Toutefois, le discours souverainiste au Québec ne semble plus reposer principalement autour de cette rhétorique. Depuis la dernière décennie, l'idée que le Québec se doit de réaliser l'indépendance afin de pouvoir s'autogouverner a été abandonnée et remplacée par un discours centré sur l'incompatibilité entre le développement politique du Canada anglais et la spécificité du Québec.

Plus précisément, il a été soutenu par les élites souverainistes que le Québec est une société progressiste, sociale-démocrate et pacifiste, alors que le Canada anglais est plus conservateur dans ses choix sociaux et économiques. Cette idée a atteint son apogée lors de l'élection provinciale de septembre 2012, lorsque Pauline Marois a invité les souverainistes de droite à voter pour un autre parti que le Parti québécois.

De toute évidence, de nombreuses raisons expliquent cette transformation du discours souverainiste. La présence à Ottawa d'un gouvernement conservateur dirigé par le premier ministre Stephen Harper a joué un important rôle. À travers leurs politiques publiques, les conservateurs sont présentés par les indépendantistes comme la quintessence de l'évolution du Canada vers des valeurs qui sont de plus en plus étrangères à celles du Québec. Ce nouveau discours reste très problématique en ce qu'il présente deux défauts de taille.
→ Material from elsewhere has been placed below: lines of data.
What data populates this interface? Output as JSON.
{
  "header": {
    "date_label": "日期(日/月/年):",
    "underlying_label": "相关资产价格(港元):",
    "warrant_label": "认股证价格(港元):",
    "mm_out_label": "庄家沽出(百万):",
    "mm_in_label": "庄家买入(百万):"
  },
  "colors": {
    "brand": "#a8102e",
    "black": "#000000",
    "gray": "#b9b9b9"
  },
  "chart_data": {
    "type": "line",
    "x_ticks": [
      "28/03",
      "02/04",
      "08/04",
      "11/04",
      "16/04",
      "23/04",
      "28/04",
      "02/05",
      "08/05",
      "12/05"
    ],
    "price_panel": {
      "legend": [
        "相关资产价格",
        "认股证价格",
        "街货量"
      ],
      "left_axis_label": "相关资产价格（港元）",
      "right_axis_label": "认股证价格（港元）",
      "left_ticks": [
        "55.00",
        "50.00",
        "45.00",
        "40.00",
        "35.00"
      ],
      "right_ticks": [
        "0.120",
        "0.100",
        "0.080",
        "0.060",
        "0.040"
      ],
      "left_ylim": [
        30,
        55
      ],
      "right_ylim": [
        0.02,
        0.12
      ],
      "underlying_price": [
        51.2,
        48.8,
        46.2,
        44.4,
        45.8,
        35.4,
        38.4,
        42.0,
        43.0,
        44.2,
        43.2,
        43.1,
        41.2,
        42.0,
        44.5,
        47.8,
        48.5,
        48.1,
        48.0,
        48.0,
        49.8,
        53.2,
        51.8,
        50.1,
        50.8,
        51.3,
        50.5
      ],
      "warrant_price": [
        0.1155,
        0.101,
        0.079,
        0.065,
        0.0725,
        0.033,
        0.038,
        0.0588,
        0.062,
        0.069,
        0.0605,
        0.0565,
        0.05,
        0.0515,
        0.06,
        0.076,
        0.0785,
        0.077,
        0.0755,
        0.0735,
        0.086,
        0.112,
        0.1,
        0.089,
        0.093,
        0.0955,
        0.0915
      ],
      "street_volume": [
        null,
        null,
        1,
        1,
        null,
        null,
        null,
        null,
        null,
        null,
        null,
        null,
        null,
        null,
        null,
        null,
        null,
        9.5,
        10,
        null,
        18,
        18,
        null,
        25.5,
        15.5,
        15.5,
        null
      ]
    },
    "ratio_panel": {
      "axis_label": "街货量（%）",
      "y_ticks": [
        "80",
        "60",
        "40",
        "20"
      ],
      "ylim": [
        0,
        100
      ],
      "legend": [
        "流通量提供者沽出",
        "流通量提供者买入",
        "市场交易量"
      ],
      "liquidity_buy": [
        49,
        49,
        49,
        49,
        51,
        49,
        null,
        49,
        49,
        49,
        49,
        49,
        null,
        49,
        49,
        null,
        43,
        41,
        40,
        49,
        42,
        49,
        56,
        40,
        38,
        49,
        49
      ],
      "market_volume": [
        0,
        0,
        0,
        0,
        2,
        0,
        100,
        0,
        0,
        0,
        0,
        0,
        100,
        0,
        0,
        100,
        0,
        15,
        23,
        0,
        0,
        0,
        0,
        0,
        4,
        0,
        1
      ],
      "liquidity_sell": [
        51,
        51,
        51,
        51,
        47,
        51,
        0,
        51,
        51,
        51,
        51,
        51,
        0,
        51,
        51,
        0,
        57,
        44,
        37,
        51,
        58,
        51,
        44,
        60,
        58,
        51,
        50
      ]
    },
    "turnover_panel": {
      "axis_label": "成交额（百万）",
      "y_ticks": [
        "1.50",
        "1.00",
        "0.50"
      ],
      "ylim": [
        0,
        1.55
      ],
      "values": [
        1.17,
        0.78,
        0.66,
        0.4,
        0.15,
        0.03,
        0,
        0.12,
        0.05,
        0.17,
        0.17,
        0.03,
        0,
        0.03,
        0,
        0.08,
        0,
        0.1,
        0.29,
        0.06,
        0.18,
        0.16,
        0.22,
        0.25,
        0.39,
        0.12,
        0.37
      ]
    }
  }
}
En premier lieu, il est entièrement faux. Les Québécois ont démontré dans de nombreux sondages qu'ils partagent essentiellement les mêmes valeurs que les citoyens du reste du Canada. En fait, sur certains sujets, les Québécois vont même jusqu'à se montrer moins progressistes que les Anglo-Canadiens. Par conséquent, en laissant de côté le discours sur l'autodétermination au profit d'un discours orienté sur le conflit des valeurs entre le Québec et le reste du Canada, le Parti québécois a contribué à exclure de son discours politique toute possibilité de devenir une coalition de tous les nationalistes soucieux de la liberté collective de leur nation. Il est plutôt devenu le seul véhicule politique des souverainistes qui se situent sur la gauche du spectre idéologique. Autrement dit, le projet souverainiste devient plutôt un simple projet politique qui est par essence moins inclusif que le précédent.

En abandonnant les éléments inclusifs sur la capacité du Québec de s'autogouverner en faveur d'une conception d'un Québec qui serait radicalement différente du Canada anglais, le discours sécessionniste du Québec manifeste une forte ressemblance avec l'ancien nationalisme ethnique. Plus précisément, le fait d'être Québécois ne s'appuie plus sur la simple réalité de vivre au Québec et jouer un rôle actif au sein de sa vie politique. La définition de la québécitude repose désormais sur des éléments objectifs, à savoir des valeurs inhérentes à la social-démocratie et au pacifisme.

Le problème vient du fait que ces valeurs ne sont pas universelles. Elles sont nécessairement source de division et propres aux personnes qui se situent sur la gauche du spectre politique. Il s'avère que, comme pour le nationalisme ethnique, la définition de ce qu'est un Québécois projetée par les élites indépendantistes est tributaire de certains critères objectifs. Par conséquent, un Québécois nationaliste et conservateur se sentira exclu de la définition nationale, tout comme les protestants et les anglophones s'en sentaient exclus en vertu de l'ancienne définition ethnique.

En confondant valeurs et identité, une société peut tomber dans les mêmes pièges que ceux qui sont associés au nationalisme ethnique.